There are three solid reasons for the departure from the convention. I recognize that the usual formula is the correct, computationally efficient algorithm for measuring variation. That algorithm is usually presented algebraically, even though many students do not parse algebraic notation of such complexity:

\[{\large s} \equiv \sqrt{\frac{1}{n-1} \sum_i \left(x_i - \bar{x}\right)^2}\ .\] The first step in the conventional calculation of the standard deviation \(s\) is to find the mean value of \(x\), that is

\[{\large\bar{x}} = \frac{1}{n} \sum_i x_i\] For those students who can parse the formulas, the clear implication is that the standard deviation depends on the mean.

The mean and the variance (or its square root, the standard deviation) are independent. Each can take on any value at all without changing the other. The mean and the variance measure two utterly distinct characteristics. The method shown in the text avoids making the misleading link between the mean and the variance.

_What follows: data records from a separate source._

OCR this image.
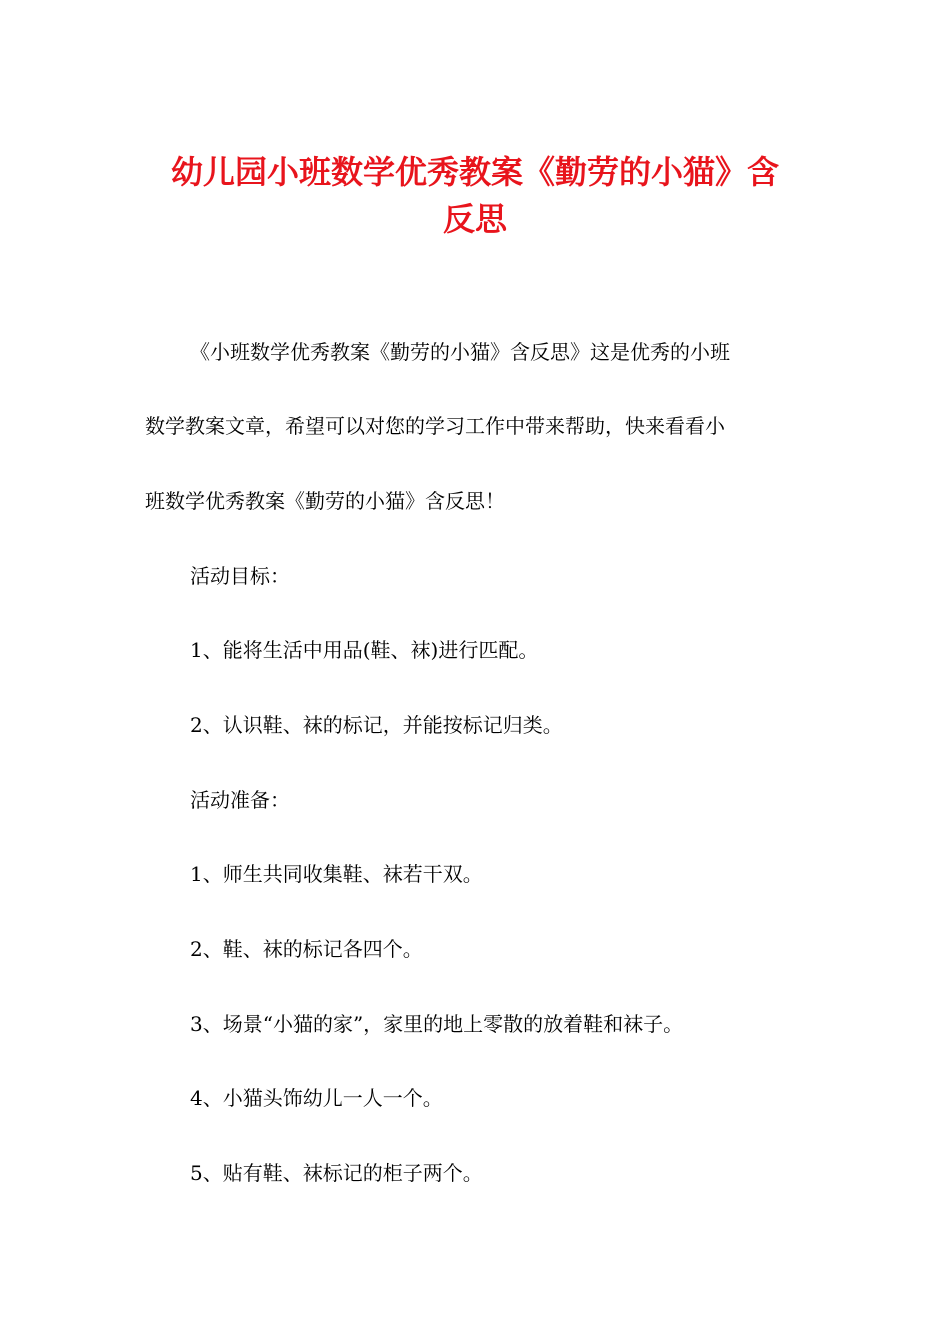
幼儿园小班数学优秀教案《勤劳的小猫》含
反思

《小班数学优秀教案《勤劳的小猫》含反思》这是优秀的小班

数学教案文章，希望可以对您的学习工作中带来帮助，快来看看小

班数学优秀教案《勤劳的小猫》含反思！

活动目标：

1、能将生活中用品(鞋、袜)进行匹配。

2、认识鞋、袜的标记，并能按标记归类。

活动准备：

1、师生共同收集鞋、袜若干双。

2、鞋、袜的标记各四个。

3、场景“小猫的家”，家里的地上零散的放着鞋和袜子。

4、小猫头饰幼儿一人一个。

5、贴有鞋、袜标记的柜子两个。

As well, the text’s formulation avoids any need to introduce the distracting \(n-1\). The effect of the \(n-1\) is already accounted for in the text’s simple averaging.

Finally, working directly with the variance verbally reminds us that it is a measure of variation, avoids the obscure and oddball name “standard deviation,” and simplifies the accounting of variation by removing the need to square standard deviations before working with them.

Instructors should point out to students that the units of the variance are not those of the mean. For instance, the variance of a set of heights will have units height2: area. It’s reasonable for the units to differ, just as units for gas volume and pressure vary. Variances and means are different quantities measured in different ways.